On the third floor, this parade of artistic development fulminates. From Pollock and Mark Rothko to Alexander Calder and Willem de Kooning, from a rare Philip Guston to a pair of remarkable Richard Diebenkorns, the congregation of jaw-dropping masterworks is dizzying. Here one can glimpse how Phillips’ vision of a great American artistic legacy was vaulted into the cultural stratosphere.

Yet balanced among the works of these international heavy-hitters, the visitor still finds in the surrounding galleries the triumphs of those who are usually overlooked: paintings by minority and immigrant artists such as Bernard Karfiol, Yasuo Kuniyoshi, and Jacob Lawrence – accomplished painters who underscore our country’s vexing cultural heritage of racial, ancestral and social tension.

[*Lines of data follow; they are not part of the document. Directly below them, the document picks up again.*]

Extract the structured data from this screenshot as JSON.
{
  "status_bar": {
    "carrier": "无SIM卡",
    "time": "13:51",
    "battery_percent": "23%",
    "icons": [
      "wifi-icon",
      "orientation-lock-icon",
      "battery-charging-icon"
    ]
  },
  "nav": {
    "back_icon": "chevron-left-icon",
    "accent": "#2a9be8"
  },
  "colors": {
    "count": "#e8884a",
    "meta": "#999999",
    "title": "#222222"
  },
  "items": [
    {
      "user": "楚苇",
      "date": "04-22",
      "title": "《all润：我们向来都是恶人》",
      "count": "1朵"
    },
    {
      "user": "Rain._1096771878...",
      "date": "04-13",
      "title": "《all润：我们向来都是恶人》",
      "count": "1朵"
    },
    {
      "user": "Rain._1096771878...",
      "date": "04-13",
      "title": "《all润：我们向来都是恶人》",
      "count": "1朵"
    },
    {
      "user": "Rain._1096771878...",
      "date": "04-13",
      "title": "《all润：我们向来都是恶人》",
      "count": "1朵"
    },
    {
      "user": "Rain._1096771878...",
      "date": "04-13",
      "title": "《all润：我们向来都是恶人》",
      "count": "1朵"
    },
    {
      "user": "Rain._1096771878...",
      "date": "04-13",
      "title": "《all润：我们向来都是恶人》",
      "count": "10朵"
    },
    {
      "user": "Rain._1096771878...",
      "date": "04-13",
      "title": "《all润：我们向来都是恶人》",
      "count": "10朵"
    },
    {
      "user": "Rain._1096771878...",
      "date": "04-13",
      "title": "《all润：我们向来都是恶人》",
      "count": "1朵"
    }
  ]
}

What emerges from all of this is a renewed sense of the value of a truly American regionalism, boasting a long and storied lineage.

Even up until his death, Phillips pursued this mission. “In 1954,” says Frank, “Phillips wrote that he was still excited about what was happening in contemporary art, that he still had enthusiasm for going to New York galleries. He was in his mid-seventies, and that’s when he decides to build the first addition to this museum to house his ever-growing collection. He remained engaged until the very end.”

This is simply one of the great collections of American art, and Made in America is simply an exhibition that revels in its grandeur. Washington has its prized collection back within its borders. What more could we ask for? Go see the work and reclaim it as our own.